Let me just quote the bug report that got filed on our internal bug
tracker :)

  When testing Juju Openstack with Ubuntu 18.04, enabling SR-IOV causes
  errors because Juju gets the sriov_totalvfs for SR-IOV-capable device
  then tries to set that as the sriov_numvfs parameter.

  For SR-IOV incapable FW, the sriov_totalvfs parameter should be 0, 
  but it's set to max.  When FW is switched to flower*, the correct 
  sriov_totalvfs value is presented.

* flower is a project name

My understanding is OpenStack uses sriov_totalvfs to determine how many
VFs can be enabled, looks like this is the code:

http://git.openstack.org/cgit/openstack/charm-neutron-openvswitch/tree/hooks/neutron_ovs_utils.py#n464

>   2) You're adding the pci_sriov_reset_totalvfs() interface.  I'm not
>      sure what you intend for this.  Is *every* driver supposed to
>      call it in .remove()?  Could/should this be done in the core
>      somehow instead of depending on every driver?
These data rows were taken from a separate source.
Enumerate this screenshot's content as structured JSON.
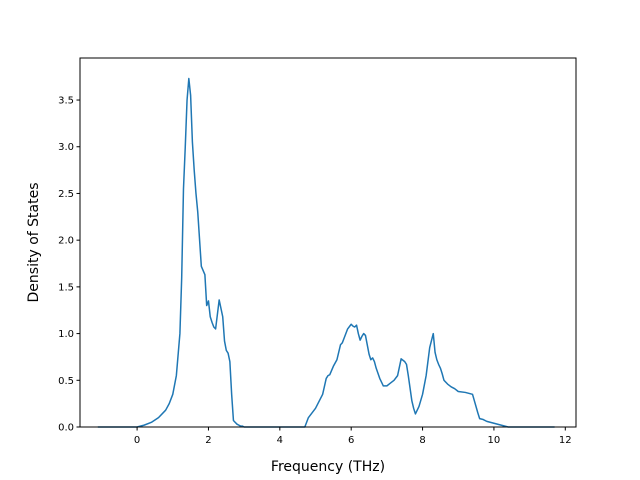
{
  "chart_data": {
    "type": "line",
    "title": "",
    "xlabel": "Frequency (THz)",
    "ylabel": "Density of States",
    "xlim": [
      -1.6,
      12.3
    ],
    "ylim": [
      0.0,
      3.95
    ],
    "xticks": [
      0,
      2,
      4,
      6,
      8,
      10,
      12
    ],
    "xtick_labels": [
      "0",
      "2",
      "4",
      "6",
      "8",
      "10",
      "12"
    ],
    "yticks": [
      0.0,
      0.5,
      1.0,
      1.5,
      2.0,
      2.5,
      3.0,
      3.5
    ],
    "ytick_labels": [
      "0.0",
      "0.5",
      "1.0",
      "1.5",
      "2.0",
      "2.5",
      "3.0",
      "3.5"
    ],
    "grid": false,
    "legend": "none",
    "line_color": "#1f77b4",
    "series": [
      {
        "x": [
          -1.1,
          -0.5,
          0.0,
          0.2,
          0.4,
          0.6,
          0.8,
          0.9,
          1.0,
          1.1,
          1.2,
          1.25,
          1.3,
          1.35,
          1.4,
          1.45,
          1.5,
          1.55,
          1.6,
          1.65,
          1.7,
          1.8,
          1.9,
          1.95,
          2.0,
          2.05,
          2.1,
          2.15,
          2.2,
          2.3,
          2.4,
          2.45,
          2.5,
          2.55,
          2.6,
          2.65,
          2.7,
          2.75,
          2.8,
          2.85,
          2.9,
          2.95,
          3.0,
          3.2,
          3.5,
          4.0,
          4.7,
          4.75,
          4.8,
          5.0,
          5.2,
          5.3,
          5.35,
          5.4,
          5.5,
          5.6,
          5.7,
          5.75,
          5.8,
          5.9,
          6.0,
          6.05,
          6.1,
          6.15,
          6.2,
          6.25,
          6.3,
          6.35,
          6.4,
          6.5,
          6.55,
          6.6,
          6.65,
          6.7,
          6.8,
          6.9,
          7.0,
          7.1,
          7.2,
          7.3,
          7.4,
          7.5,
          7.55,
          7.6,
          7.7,
          7.75,
          7.8,
          7.9,
          8.0,
          8.1,
          8.2,
          8.3,
          8.35,
          8.4,
          8.45,
          8.5,
          8.55,
          8.6,
          8.7,
          8.8,
          8.9,
          9.0,
          9.2,
          9.4,
          9.55,
          9.6,
          9.7,
          9.8,
          10.0,
          10.2,
          10.4,
          10.6,
          10.8,
          11.0,
          11.7
        ],
        "y": [
          0.0,
          0.0,
          0.0,
          0.02,
          0.05,
          0.1,
          0.18,
          0.25,
          0.35,
          0.55,
          1.0,
          1.6,
          2.55,
          3.0,
          3.5,
          3.73,
          3.55,
          3.05,
          2.75,
          2.5,
          2.3,
          1.72,
          1.63,
          1.3,
          1.35,
          1.18,
          1.12,
          1.07,
          1.05,
          1.36,
          1.18,
          0.92,
          0.82,
          0.79,
          0.7,
          0.35,
          0.07,
          0.05,
          0.03,
          0.02,
          0.01,
          0.01,
          0.0,
          0.0,
          0.0,
          0.0,
          0.0,
          0.05,
          0.1,
          0.2,
          0.35,
          0.52,
          0.55,
          0.56,
          0.65,
          0.72,
          0.88,
          0.9,
          0.95,
          1.05,
          1.1,
          1.08,
          1.07,
          1.09,
          1.0,
          0.93,
          0.97,
          1.0,
          0.98,
          0.78,
          0.72,
          0.74,
          0.7,
          0.63,
          0.52,
          0.44,
          0.44,
          0.47,
          0.5,
          0.55,
          0.73,
          0.7,
          0.67,
          0.55,
          0.28,
          0.2,
          0.14,
          0.22,
          0.35,
          0.55,
          0.85,
          1.0,
          0.8,
          0.72,
          0.67,
          0.63,
          0.57,
          0.5,
          0.46,
          0.43,
          0.41,
          0.38,
          0.37,
          0.35,
          0.15,
          0.09,
          0.08,
          0.06,
          0.04,
          0.02,
          0.0,
          0.0,
          0.0,
          0.0,
          0.0
        ]
      }
    ]
  }
}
Good question, I was just thinking yesterday we may want to call it
from the core, but I don't think it's strictly necessary nor always
sufficient (we may reload FW without re-probing).

We have a device which supports different number of VFs based on the FW
loaded.  Some legacy FWs does not inform the driver how many VFs it can
support, because it supports max.  So the flow in our driver is this:

load_fw(dev);
...
max_vfs = ask_fw_for_max_vfs(dev);
if (max_vfs >= 0)
	return pci_sriov_set_totalvfs(dev, max_vfs);
else /* FW didn't tell us, assume max */
	return pci_sriov_reset_totalvfs(dev); 

We also reset the max on device remove, but that's not strictly
necessary.

Other users of pci_sriov_set_totalvfs() always know the value to set
the total to (either always get it from FW or it's a constant).

If you prefer we can work out the correct max for those legacy cases in
the driver as well, although it seemed cleaner to just ask the core,
since it already has total_VFs value handy :)

> I'm also having a hard time connecting your user-space command example
> with the rest of this.  Maybe it will make more sense to me tomorrow
> after some coffee.

OpenStack assumes it will always be able to set sriov_numvfs to
sriov_totalvfs, see this 'if':

http://git.openstack.org/cgit/openstack/charm-neutron-openvswitch/tree/hooks/neutron_ovs_utils.py#n512

I tried to morph that into an concise bash command, but clearly failed.